The first wave of Covid-19 in spring 2020 may be followed by a “slow burn” of ongoing transmission and case occurrence, but without a clear wave pattern. Again, this pattern may vary somewhat geographically and may be influenced by the degree of mitigation measures in place in various areas. While this third pattern was not seen with past influenza pandemics, it remains a possibility for Covid-19. This third scenario likely would not require the reinstitution of mitigation measures, although cases and deaths will continue to occur.
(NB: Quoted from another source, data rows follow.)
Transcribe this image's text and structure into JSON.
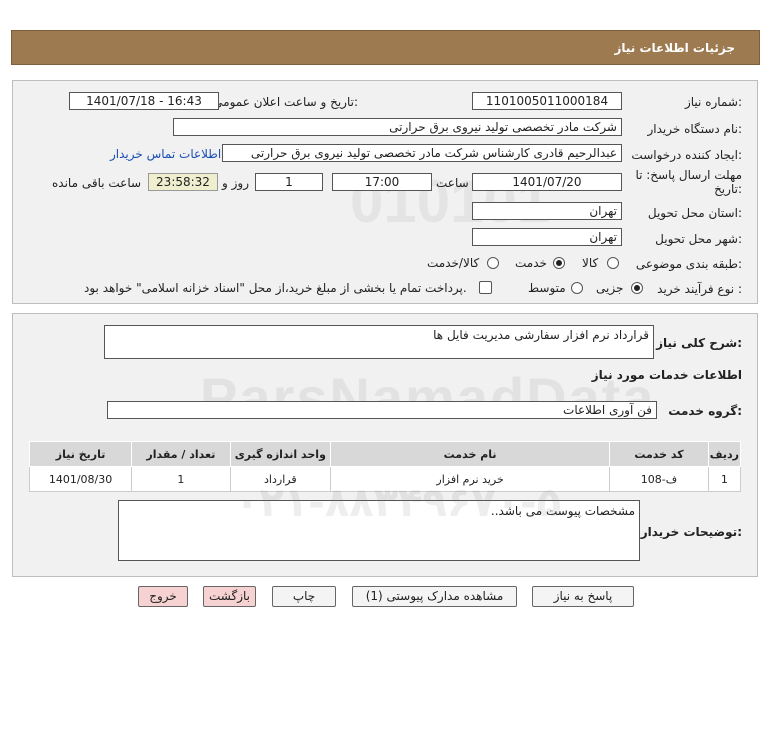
{
  "header": {
    "title": "جزئیات اطلاعات نیاز"
  },
  "form": {
    "need_number_label": "شماره نیاز:",
    "need_number": "1101005011000184",
    "announce_label": "تاریخ و ساعت اعلان عمومی:",
    "announce_value": "1401/07/18 - 16:43",
    "buyer_org_label": "نام دستگاه خریدار:",
    "buyer_org": "شرکت مادر تخصصی تولید نیروی برق حرارتی",
    "creator_label": "ایجاد کننده درخواست:",
    "creator": "عبدالرحیم قادری کارشناس شرکت مادر تخصصی تولید نیروی برق حرارتی",
    "contact_link": "اطلاعات تماس خریدار",
    "deadline_label_1": "مهلت ارسال پاسخ: تا",
    "deadline_label_2": "تاریخ:",
    "deadline_date": "1401/07/20",
    "time_label": "ساعت",
    "deadline_time": "17:00",
    "days_value": "1",
    "days_label": "روز و",
    "remaining_time": "23:58:32",
    "remaining_label": "ساعت باقی مانده",
    "province_label": "استان محل تحویل:",
    "province": "تهران",
    "city_label": "شهر محل تحویل:",
    "city": "تهران",
    "category_label": "طبقه بندی موضوعی:",
    "category_options": [
      "کالا",
      "خدمت",
      "کالا/خدمت"
    ],
    "category_selected": "خدمت",
    "process_label": "نوع فرآیند خرید :",
    "process_options": [
      "جزیی",
      "متوسط"
    ],
    "process_selected": "جزیی",
    "payment_note": "پرداخت تمام یا بخشی از مبلغ خرید،از محل \"اسناد خزانه اسلامی\" خواهد بود."
  },
  "details": {
    "summary_label": "شرح کلی نیاز:",
    "summary": "قرارداد نرم افزار سفارشی مدیریت فایل ها",
    "services_heading": "اطلاعات خدمات مورد نیاز",
    "service_group_label": "گروه خدمت:",
    "service_group": "فن آوری اطلاعات",
    "table": {
      "headers": [
        "ردیف",
        "کد خدمت",
        "نام خدمت",
        "واحد اندازه گیری",
        "تعداد / مقدار",
        "تاریخ نیاز"
      ],
      "rows": [
        [
          "1",
          "ف-108",
          "خرید نرم افزار",
          "قرارداد",
          "1",
          "1401/08/30"
        ]
      ]
    },
    "buyer_notes_label": "توضیحات خریدار:",
    "buyer_notes": "مشخصات پیوست می باشد.."
  },
  "buttons": {
    "reply": "پاسخ به نیاز",
    "view_docs": "مشاهده مدارک پیوستی (1)",
    "print": "چاپ",
    "back": "بازگشت",
    "exit": "خروج"
  },
  "watermark": {
    "brand": "ParsNamadData",
    "digits": "010101",
    "phone": "۰۲۱-۸۸۳۴۹۶۷۰-۵"
  }
}
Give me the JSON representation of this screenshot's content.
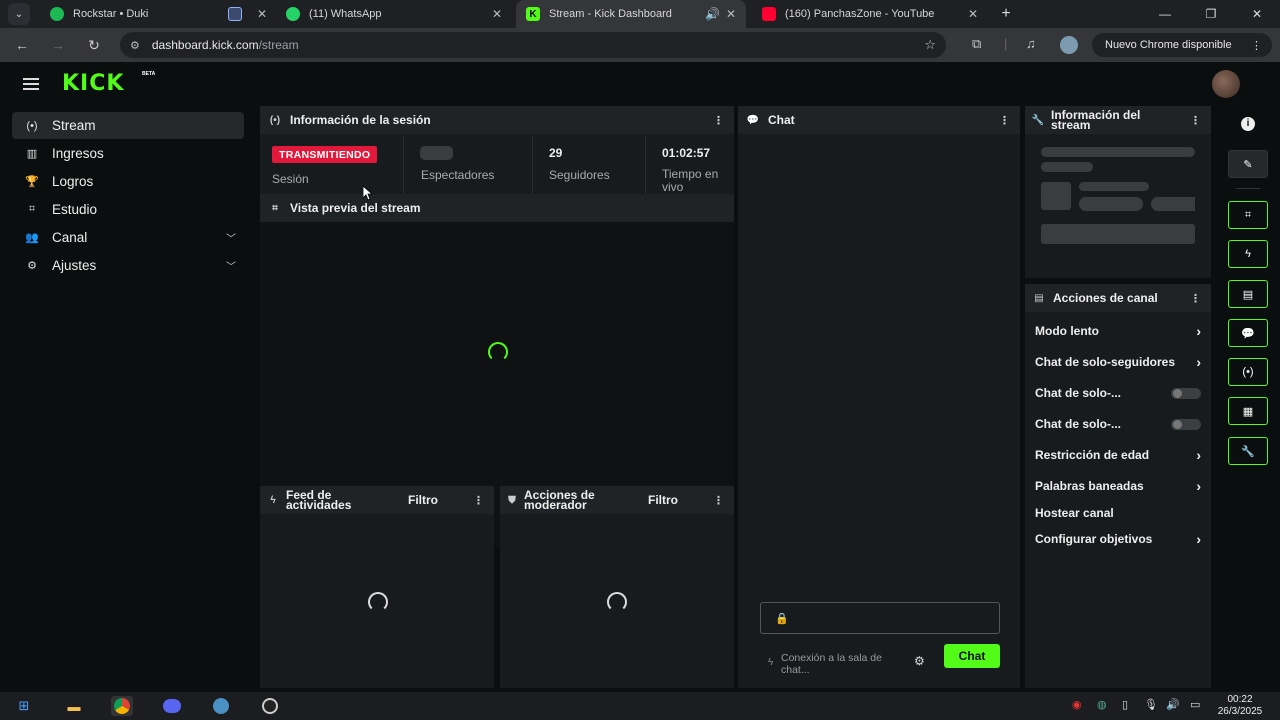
{
  "browser": {
    "tabs": [
      {
        "title": "Rockstar • Duki",
        "icon": "spotify-icon",
        "color": "#1db954"
      },
      {
        "title": "",
        "icon": "cast-icon",
        "color": "#8ab4f8"
      },
      {
        "title": "(11) WhatsApp",
        "icon": "whatsapp-icon",
        "color": "#25d366"
      },
      {
        "title": "Stream - Kick Dashboard",
        "icon": "kick-icon",
        "color": "#53fc18"
      },
      {
        "title": "(160) PanchasZone - YouTube",
        "icon": "youtube-icon",
        "color": "#ff0033"
      }
    ],
    "url_host": "dashboard.kick.com",
    "url_path": "/stream",
    "update_label": "Nuevo Chrome disponible"
  },
  "app": {
    "logo": "KICK",
    "beta": "BETA"
  },
  "sidebar": {
    "items": [
      {
        "label": "Stream"
      },
      {
        "label": "Ingresos"
      },
      {
        "label": "Logros"
      },
      {
        "label": "Estudio"
      },
      {
        "label": "Canal"
      },
      {
        "label": "Ajustes"
      }
    ]
  },
  "session": {
    "title": "Información de la sesión",
    "live_badge": "TRANSMITIENDO",
    "session_label": "Sesión",
    "viewers_label": "Espectadores",
    "followers_value": "29",
    "followers_label": "Seguidores",
    "uptime_value": "01:02:57",
    "uptime_label": "Tiempo en vivo"
  },
  "preview": {
    "title": "Vista previa del stream"
  },
  "feed": {
    "title": "Feed de actividades",
    "filter": "Filtro"
  },
  "modactions": {
    "title": "Acciones de moderador",
    "filter": "Filtro"
  },
  "chat": {
    "title": "Chat",
    "connecting": "Conexión a la sala de chat...",
    "send_label": "Chat"
  },
  "stream_info": {
    "title": "Información del stream"
  },
  "channel_actions": {
    "title": "Acciones de canal",
    "items": [
      {
        "label": "Modo lento"
      },
      {
        "label": "Chat de solo-seguidores"
      },
      {
        "label": "Chat de solo-..."
      },
      {
        "label": "Chat de solo-..."
      },
      {
        "label": "Restricción de edad"
      },
      {
        "label": "Palabras baneadas"
      },
      {
        "label": "Hostear canal"
      },
      {
        "label": "Configurar objetivos"
      }
    ]
  },
  "taskbar": {
    "time": "00:22",
    "date": "26/3/2025"
  }
}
Whichever scenario the pandemic follows (assuming at least some level of ongoing mitigation measures), we should be prepared for at least another 18 to 24 months of significant Covid-19 activity, with hot spots popping up periodically in diverse geographic areas. As the pandemic wanes, it is likely that SARS-CoV-2 will continue to circulate in the human population and will synchronize to a seasonal pattern with diminished severity over time, as with other less pathogenic coronaviruses, and past pandemic influenza viruses have done. The ongoing patterns and nature of Covid-19 make it highly clear that there remains a considerable possibility for the next wave(s) of infection. Healthcare workers, governments, and international organizations, must become fully prepared to keep the viral spread under control so that to mitigate the impact the second-wave. Disinformation, rumors, and conspiracy theories must be countered with easy access to correct and helpful information. Simultaneously, it is indispensable that the healthcare systems should be greatly prepared in advance for any potential second wave to diagnose cases and offer the required treatment.